His surfski squad back at home.
“Those guys who helped us through 2020 with paddling, it played a huge part in me becoming the best person I could be and using my time as best I could.”
The COVID-19 pandemic hit Will harder than most.
He had been racing at sailing’s highest level for more than a decade – and had plenty of success to show for it.
Five World Championships to go with that Olympic silver medal, that he was training so hard to turn into gold.
But in what felt like the blink of an eye, the world shut down.

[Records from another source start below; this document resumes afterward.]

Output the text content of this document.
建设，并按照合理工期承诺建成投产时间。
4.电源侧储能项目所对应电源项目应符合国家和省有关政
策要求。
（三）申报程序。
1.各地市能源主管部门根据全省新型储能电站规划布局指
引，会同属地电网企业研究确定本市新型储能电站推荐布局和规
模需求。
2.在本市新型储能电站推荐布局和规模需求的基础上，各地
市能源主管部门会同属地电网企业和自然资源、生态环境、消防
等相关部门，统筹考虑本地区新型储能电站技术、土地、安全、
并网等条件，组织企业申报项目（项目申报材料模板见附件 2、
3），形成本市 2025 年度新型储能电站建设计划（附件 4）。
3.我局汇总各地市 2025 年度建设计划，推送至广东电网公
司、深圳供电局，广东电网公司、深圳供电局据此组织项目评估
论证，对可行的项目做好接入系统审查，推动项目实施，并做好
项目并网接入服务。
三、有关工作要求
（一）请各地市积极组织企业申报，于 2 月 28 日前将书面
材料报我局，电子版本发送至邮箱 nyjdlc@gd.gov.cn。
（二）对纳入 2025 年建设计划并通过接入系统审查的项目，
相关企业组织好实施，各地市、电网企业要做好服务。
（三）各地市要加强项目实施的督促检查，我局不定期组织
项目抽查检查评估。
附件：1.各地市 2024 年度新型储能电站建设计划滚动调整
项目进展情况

His career built on racing and working on waters around the globe ground to a sudden halt.
The uncertainty around whether the 2020 Olympics would go ahead – along with the uncertainty around society itself – took a toll on his competitive ambition.
Thankfully, stuck at home on the western shores of Lake Macquarie north of Sydney, two of his mates Joel Castles and Joel Skelton had the answer.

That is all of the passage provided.